In case of failure of triple therapy due to lack of cultivation of the pathogen, there is the possibility of quadruple therapy. In this case, a proton pump inhibitor is combined with the antibiotics tetracycline and metronidazole, as well as a bismuth salt over a period of ten days. Other antibiotics such as rifabutin or levofloxacin can also be given as an alternative, sometimes for a longer period of time.

However, these saving treatments (= Rescuetherapy) are exceptions and mainly recommended for patients with failed standard triple therapy or resistance to antibiotics.

  • Amoxicillin or Metronidazole
  • Clarithromycin.
  • The proton pump inhibitor Pantoprazole in combination
  • With the antibiotics amoxicillin
  • And Clarithromycin.

There are guidelines for Helicobacter pylori eradication based on the recommendations of the Association of the Scientific Medical Societies in Germany (AWMF).
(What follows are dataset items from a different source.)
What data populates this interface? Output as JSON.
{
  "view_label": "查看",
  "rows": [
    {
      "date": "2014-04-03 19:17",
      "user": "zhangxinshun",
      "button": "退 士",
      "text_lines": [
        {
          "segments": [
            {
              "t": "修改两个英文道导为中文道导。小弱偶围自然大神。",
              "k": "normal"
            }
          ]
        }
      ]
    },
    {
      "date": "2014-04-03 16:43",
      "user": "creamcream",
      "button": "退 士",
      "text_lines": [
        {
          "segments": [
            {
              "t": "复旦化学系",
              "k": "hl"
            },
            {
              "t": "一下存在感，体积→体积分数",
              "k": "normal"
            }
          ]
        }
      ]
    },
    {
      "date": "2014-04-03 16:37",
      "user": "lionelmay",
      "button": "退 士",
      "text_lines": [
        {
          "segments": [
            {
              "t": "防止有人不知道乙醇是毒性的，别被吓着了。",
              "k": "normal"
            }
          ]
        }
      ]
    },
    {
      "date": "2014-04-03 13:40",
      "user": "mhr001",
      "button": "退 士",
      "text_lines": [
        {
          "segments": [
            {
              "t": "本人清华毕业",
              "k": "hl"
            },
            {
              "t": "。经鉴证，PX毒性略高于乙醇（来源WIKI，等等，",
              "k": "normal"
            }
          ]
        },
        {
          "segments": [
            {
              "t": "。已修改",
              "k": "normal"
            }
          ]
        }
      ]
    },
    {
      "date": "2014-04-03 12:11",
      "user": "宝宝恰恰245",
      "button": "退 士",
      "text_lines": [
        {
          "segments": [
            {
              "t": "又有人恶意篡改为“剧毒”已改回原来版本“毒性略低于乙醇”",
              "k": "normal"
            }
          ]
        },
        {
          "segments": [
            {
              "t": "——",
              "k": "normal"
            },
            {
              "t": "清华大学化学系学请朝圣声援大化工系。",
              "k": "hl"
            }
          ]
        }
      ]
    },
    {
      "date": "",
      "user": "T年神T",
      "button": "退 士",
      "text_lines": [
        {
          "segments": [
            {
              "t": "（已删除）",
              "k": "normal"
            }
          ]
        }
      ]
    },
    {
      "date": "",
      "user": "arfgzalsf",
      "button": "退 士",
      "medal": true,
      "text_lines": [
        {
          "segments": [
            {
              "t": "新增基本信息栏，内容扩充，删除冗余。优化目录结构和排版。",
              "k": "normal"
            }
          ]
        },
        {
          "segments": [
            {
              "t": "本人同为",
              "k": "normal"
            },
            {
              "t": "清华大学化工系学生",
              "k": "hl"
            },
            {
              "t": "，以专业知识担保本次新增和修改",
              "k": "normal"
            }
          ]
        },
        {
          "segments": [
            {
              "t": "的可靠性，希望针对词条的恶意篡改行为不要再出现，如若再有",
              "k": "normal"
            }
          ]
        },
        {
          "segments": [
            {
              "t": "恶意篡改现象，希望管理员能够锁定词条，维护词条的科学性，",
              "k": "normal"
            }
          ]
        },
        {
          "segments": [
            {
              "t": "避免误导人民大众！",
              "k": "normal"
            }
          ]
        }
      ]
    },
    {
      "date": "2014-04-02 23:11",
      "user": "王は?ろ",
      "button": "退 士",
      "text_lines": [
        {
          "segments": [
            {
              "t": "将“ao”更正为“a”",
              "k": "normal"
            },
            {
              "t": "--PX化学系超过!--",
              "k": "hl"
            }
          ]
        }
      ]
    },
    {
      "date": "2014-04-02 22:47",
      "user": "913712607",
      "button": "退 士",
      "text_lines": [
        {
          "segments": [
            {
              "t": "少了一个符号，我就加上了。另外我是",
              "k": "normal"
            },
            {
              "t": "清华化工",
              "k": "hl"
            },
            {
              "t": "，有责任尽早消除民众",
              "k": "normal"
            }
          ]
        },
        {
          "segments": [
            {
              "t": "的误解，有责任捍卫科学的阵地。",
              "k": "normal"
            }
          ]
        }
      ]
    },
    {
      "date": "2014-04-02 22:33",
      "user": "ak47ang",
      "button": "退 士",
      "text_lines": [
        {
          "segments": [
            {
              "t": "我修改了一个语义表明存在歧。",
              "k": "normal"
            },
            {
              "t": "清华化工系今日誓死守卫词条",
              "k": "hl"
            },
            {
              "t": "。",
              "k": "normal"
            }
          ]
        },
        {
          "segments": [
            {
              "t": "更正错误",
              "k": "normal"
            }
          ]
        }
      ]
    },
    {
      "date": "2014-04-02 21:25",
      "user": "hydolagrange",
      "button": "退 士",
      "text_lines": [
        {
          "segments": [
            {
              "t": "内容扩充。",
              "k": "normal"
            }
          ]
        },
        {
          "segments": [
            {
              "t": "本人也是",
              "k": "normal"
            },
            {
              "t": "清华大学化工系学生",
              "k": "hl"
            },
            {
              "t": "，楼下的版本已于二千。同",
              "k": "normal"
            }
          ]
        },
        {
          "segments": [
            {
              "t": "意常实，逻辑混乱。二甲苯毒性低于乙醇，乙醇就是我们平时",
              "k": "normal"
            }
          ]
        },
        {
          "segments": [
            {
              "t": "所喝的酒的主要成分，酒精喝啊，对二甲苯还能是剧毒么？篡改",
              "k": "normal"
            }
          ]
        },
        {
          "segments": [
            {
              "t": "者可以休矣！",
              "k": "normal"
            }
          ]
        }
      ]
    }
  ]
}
Such guidelines exist for the diagnosis and therapy of many diseases.

They serve as a guide for physicians, but are not legally binding. They are based on the results of scientific studies and are intended to ensure greater safety in medicine, but also take economic aspects into account.The guidelines for Helicobacter pylori eradication are an updated version of the recommendations issued by the German Society for Digestive and Metabolic Diseases (DGVS) in 1996. The current guidelines have been agreed upon by the German Society for Hygiene and Microbiology, the Society for Pediatric Gastroenterology and Nutrition and the German Society for Rheumatology.

On the one hand, the guidelines state which tests can be used to make a reliable diagnosis. Recommended tests include the urease rapid test, cultural cultivation of the bacterium and microscopic detection. The urea breath test, the detection of antigens in stool or antibodies in blood are also possible tests.

On the other hand, the guidelines for Helicobacter pylori eradication contain the findings that must be present in a patient in order to perform eradication as a recommended therapy. These include, for example, a peptic ulcer (peptic ulcer ventriuli), asymptomatic Helicobacter pylori gastritis and stomach cancer (gastric carcinoma). Depending on the severity of the disease, the guidelines state whether eradication is recommended or not and what the requirements for eradication are, i.e. what test results should be available to initiate therapy.

The recommendations for the drugs that are recommended can also be found in the guidelines. Also included there are the suggestions for second-line therapy, which is started when first-line therapy is not effective or when patients cannot tolerate it. It is also recommended that a review of the success of eradication should be carried out and that this should take place at least four weeks after the end of antibiotic therapy.